Extinction Rebellion protests continued in central London despite police banning the group's climate change demonstrations in the capital.
Activists blocked Oxford Circus with a wooden pyramid structure and descended on Westminster before moving to Trafalgar Square.
One man, who was dressed up as Boris Johnson, scaled the scaffolding surrounding Big Ben.
More than 1,760 arrests have been made in connection with the London protests.
A "closing ceremony" to mark the end of nearly two weeks of protests was held in Trafalgar Square.
Protesters moved there from Westminster, where an activist was arrested after climbing the scaffolding around the Elizabeth Tower.
He unfurled an Extinction Rebellion banner to "highlight government inaction on the climate and ecological emergency".
The man, named by the group as tree surgeon Ben Atkinson, 43, was on the scaffolding for nearly three hours, before police brought him down safely using a lift at about 19:00 BST.
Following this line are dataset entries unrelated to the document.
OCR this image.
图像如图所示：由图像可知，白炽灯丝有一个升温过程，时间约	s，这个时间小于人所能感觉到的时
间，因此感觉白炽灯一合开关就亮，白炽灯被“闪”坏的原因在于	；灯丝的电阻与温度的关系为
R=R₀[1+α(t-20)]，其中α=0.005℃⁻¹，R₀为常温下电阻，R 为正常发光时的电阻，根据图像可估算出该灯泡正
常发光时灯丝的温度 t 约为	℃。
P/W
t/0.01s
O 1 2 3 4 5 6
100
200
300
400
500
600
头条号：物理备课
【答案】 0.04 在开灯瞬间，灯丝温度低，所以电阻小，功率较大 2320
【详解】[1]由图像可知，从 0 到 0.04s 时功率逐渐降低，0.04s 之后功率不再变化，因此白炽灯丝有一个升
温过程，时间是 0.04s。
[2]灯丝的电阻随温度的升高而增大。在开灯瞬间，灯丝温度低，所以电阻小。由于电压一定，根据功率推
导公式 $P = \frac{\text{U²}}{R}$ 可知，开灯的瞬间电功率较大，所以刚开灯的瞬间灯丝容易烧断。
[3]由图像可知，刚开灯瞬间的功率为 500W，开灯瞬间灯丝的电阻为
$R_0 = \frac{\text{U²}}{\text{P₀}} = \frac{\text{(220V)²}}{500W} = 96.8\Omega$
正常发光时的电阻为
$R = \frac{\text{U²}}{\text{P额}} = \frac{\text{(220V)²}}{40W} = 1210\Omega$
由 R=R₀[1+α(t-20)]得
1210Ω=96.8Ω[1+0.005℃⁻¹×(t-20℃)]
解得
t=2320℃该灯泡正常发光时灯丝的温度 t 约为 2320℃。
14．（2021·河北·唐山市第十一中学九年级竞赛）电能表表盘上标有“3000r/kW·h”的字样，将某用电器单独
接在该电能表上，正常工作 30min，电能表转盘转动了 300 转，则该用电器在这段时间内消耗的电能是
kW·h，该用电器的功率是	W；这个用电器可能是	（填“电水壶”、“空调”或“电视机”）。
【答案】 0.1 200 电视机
Mr Atkinson had been willing to stay up there until his demand to speak to the prime minister was met, according to a fellow activist.
Outside the gates of Downing Street, protesters sang and held up their hands - which many had painted red to symbolise blood.
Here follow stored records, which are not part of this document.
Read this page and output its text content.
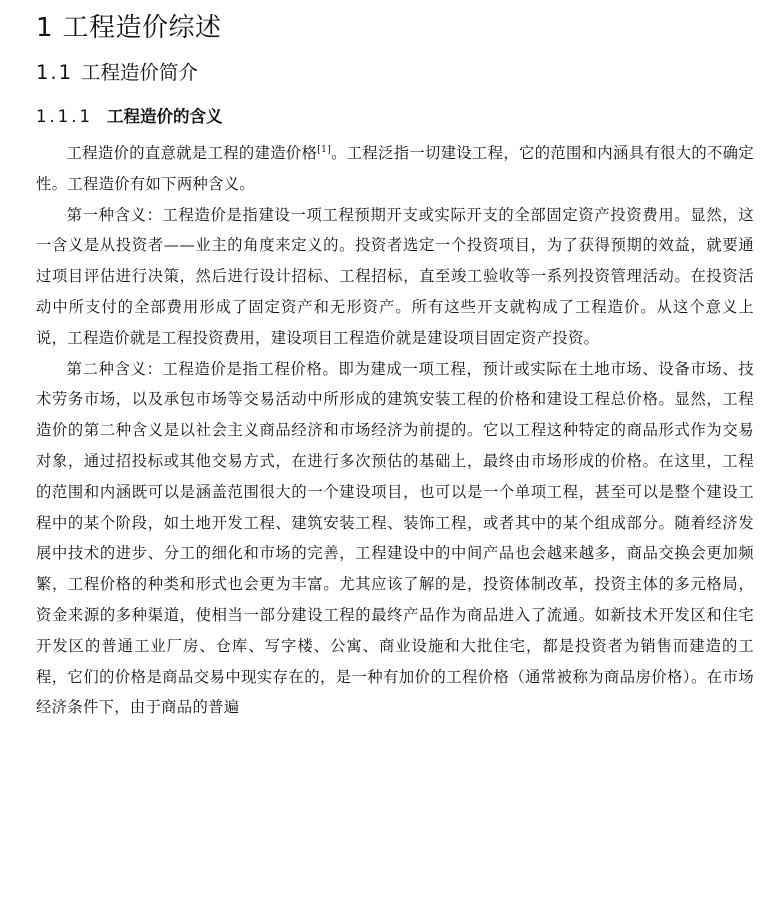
1 工程造价综述
1.1 工程造价简介
1.1.1 工程造价的含义

工程造价的直意就是工程的建造价格[1]。工程泛指一切建设工程，它的范围和内涵具有很大的不确定性。工程造价有如下两种含义。

第一种含义：工程造价是指建设一项工程预期开支或实际开支的全部固定资产投资费用。显然，这一含义是从投资者——业主的角度来定义的。投资者选定一个投资项目，为了获得预期的效益，就要通过项目评估进行决策，然后进行设计招标、工程招标，直至竣工验收等一系列投资管理活动。在投资活动中所支付的全部费用形成了固定资产和无形资产。所有这些开支就构成了工程造价。从这个意义上说，工程造价就是工程投资费用，建设项目工程造价就是建设项目固定资产投资。

第二种含义：工程造价是指工程价格。即为建成一项工程，预计或实际在土地市场、设备市场、技术劳务市场，以及承包市场等交易活动中所形成的建筑安装工程的价格和建设工程总价格。显然，工程造价的第二种含义是以社会主义商品经济和市场经济为前提的。它以工程这种特定的商品形式作为交易对象，通过招投标或其他交易方式，在进行多次预估的基础上，最终由市场形成的价格。在这里，工程的范围和内涵既可以是涵盖范围很大的一个建设项目，也可以是一个单项工程，甚至可以是整个建设工程中的某个阶段，如土地开发工程、建筑安装工程、装饰工程，或者其中的某个组成部分。随着经济发展中技术的进步、分工的细化和市场的完善，工程建设中的中间产品也会越来越多，商品交换会更加频繁，工程价格的种类和形式也会更为丰富。尤其应该了解的是，投资体制改革，投资主体的多元格局，资金来源的多种渠道，使相当一部分建设工程的最终产品作为商品进入了流通。如新技术开发区和住宅开发区的普通工业厂房、仓库、写字楼、公寓、商业设施和大批住宅，都是投资者为销售而建造的工程，它们的价格是商品交易中现实存在的，是一种有加价的工程价格（通常被称为商品房价格）。在市场经济条件下，由于商品的普遍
"We will raise our red hands, taking responsibility for our actions - we all have blood on our hands," a post on Extinction Rebellion's website reads.
Alan Partridge actor Steve Coogan joined the protest.
Earlier police used a cherry picker to clear protesters perched on a wooden structure built to block the road at Oxford Circus.
Specialist teams brought in a JCB to dismantle the structure that protesters had made.
It also said the central London street was a "hub of luxury goods for the wealthiest", citing an Oxfam report from 2015 that claimed the richest 10% of people are responsible for half of all carbon emissions.
The protests come despite a ban on two or more people linked to Extinction Rebellion assembling in London, announced by police on Monday.
The Met Police lifted the ban following the "closing ceremony" at Trafalgar Square, explaining that it was no longer necessary because the stretch of protests, dubbed the Autumn Uprising, had ended.
The demonstrations had originally been due to finish on Saturday.